To be honest, my kids wanted to ask about money first. I had to explain that here in the south, such things were not openly discussed and we had to disguise it in a more polite way. (see question #7) Bless their hearts. :)

Here are the anchor charts we created for math:

 Looking at what we know about addition and subtraction. We looked at Fact Families, had a turn-and-talk session, and we shared our findings when we looked at some equations.

Yes, my art skills leave much to be desired. At any rate, my students know what I expect when we have class discussions.

Our writing activity came right out of my students' heads. We were walking back from recess and one of my soldiers asked, "Mrs. Delk, can we squiggle write today?" To which the rest of my kids said, "Yeah! Squiggle write!"
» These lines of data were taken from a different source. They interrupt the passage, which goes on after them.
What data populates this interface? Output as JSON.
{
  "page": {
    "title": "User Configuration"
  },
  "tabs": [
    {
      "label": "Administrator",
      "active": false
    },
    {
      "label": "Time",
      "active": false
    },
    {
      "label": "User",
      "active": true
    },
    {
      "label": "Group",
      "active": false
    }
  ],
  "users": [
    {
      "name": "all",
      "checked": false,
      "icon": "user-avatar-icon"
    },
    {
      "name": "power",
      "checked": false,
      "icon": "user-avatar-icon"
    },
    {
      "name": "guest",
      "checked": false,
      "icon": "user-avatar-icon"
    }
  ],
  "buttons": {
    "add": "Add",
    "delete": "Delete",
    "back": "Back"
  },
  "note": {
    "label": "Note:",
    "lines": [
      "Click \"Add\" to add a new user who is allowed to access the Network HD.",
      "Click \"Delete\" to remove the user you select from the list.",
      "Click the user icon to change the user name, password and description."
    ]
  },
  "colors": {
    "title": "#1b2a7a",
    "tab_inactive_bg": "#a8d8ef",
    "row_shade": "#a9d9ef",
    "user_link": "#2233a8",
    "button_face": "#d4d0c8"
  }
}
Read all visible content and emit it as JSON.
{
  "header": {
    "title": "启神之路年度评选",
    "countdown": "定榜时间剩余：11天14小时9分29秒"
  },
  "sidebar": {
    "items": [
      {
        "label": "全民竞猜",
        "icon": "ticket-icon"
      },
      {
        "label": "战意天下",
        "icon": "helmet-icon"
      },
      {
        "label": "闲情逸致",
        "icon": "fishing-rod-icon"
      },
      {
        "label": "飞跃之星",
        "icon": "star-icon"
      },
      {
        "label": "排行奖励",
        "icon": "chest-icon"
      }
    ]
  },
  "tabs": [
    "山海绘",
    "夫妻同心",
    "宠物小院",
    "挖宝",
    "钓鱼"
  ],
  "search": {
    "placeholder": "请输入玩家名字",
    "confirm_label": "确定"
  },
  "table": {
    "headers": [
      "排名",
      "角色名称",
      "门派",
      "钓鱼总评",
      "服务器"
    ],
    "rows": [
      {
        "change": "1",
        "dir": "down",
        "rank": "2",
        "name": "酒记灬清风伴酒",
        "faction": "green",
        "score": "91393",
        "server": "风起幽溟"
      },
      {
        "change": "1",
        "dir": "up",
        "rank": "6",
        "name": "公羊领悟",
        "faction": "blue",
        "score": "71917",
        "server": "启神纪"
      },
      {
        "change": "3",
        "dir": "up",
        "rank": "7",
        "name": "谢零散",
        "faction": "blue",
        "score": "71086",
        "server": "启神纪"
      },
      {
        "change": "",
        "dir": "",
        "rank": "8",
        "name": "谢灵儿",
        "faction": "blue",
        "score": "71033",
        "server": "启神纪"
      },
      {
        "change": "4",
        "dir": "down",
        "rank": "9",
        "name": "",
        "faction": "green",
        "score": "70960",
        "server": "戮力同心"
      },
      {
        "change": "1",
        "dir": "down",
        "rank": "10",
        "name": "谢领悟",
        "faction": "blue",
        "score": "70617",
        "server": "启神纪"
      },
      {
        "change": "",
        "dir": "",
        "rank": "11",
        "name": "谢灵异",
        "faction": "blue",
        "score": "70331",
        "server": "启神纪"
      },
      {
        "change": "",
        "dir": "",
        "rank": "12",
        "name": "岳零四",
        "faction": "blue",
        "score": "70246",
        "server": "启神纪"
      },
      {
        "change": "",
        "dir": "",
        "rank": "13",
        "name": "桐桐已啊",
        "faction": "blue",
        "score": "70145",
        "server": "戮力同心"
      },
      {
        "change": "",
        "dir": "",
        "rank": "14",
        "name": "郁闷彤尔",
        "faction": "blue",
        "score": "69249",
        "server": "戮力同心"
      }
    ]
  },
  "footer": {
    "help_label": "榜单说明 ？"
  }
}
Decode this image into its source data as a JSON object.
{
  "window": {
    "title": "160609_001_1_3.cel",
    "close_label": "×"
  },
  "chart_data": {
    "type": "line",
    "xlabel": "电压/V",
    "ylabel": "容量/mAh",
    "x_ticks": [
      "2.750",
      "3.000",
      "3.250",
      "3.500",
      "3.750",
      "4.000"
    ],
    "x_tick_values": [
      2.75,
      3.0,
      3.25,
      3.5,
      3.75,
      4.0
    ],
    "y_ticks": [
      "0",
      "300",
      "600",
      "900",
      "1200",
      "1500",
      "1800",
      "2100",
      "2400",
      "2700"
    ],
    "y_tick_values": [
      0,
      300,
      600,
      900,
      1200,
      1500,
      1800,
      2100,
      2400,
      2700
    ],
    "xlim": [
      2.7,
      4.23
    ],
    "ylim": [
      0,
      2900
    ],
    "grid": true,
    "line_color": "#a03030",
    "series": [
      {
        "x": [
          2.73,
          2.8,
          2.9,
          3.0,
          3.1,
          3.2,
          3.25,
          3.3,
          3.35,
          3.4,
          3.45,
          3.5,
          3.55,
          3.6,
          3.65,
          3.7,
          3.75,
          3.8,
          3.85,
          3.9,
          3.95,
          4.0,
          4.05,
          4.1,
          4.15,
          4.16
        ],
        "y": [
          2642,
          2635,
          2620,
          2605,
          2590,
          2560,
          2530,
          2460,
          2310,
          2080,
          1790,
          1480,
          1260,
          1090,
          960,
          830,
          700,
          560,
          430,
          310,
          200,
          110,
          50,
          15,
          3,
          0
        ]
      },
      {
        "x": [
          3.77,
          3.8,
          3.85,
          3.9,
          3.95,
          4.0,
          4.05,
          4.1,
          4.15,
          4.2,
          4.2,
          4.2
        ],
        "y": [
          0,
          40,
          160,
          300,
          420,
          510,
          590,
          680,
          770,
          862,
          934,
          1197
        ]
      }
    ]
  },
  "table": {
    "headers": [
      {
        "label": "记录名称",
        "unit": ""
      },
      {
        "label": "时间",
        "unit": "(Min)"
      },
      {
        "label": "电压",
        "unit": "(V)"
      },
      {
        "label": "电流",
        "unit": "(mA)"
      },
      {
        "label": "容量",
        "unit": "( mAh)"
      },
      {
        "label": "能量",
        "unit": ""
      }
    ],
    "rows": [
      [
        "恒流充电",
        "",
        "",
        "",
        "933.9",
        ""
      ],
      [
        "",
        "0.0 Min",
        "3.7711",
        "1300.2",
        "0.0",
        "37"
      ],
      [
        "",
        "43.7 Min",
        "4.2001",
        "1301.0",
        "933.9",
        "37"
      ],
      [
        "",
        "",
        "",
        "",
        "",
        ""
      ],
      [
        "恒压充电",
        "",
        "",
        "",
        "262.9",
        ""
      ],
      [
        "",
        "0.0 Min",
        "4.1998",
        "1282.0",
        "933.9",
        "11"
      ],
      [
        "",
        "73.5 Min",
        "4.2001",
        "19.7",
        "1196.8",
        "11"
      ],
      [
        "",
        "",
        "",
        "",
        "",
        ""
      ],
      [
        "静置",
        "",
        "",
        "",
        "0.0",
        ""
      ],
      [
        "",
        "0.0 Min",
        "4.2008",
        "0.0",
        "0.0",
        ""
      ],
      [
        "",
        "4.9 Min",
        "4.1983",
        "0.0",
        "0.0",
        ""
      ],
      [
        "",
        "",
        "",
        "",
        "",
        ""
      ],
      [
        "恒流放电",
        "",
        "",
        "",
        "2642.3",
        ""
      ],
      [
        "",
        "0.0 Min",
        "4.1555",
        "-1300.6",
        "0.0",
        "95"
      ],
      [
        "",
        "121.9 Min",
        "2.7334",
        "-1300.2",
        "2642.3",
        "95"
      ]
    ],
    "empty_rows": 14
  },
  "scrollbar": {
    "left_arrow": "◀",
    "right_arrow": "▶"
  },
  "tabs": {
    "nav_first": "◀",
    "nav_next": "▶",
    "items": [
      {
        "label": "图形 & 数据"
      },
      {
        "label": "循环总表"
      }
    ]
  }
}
Who could argue with that? We each created a squiggle, traded papers with a partner, created a picture out of the squiggle, then wrote a description of the picture. And boy did they work hard!

Here are some examples of their work:

My favorite- she asks: To be continued?

There were a few snags during the day, but in the end I'm glad to see how much we accomplished. We earned 6 compliments in the hallway from other teachers, and 6 kids were able to finish their homework at school, so no homework for them! 

Tomorrow is another day! I'm aiming for no snags at all!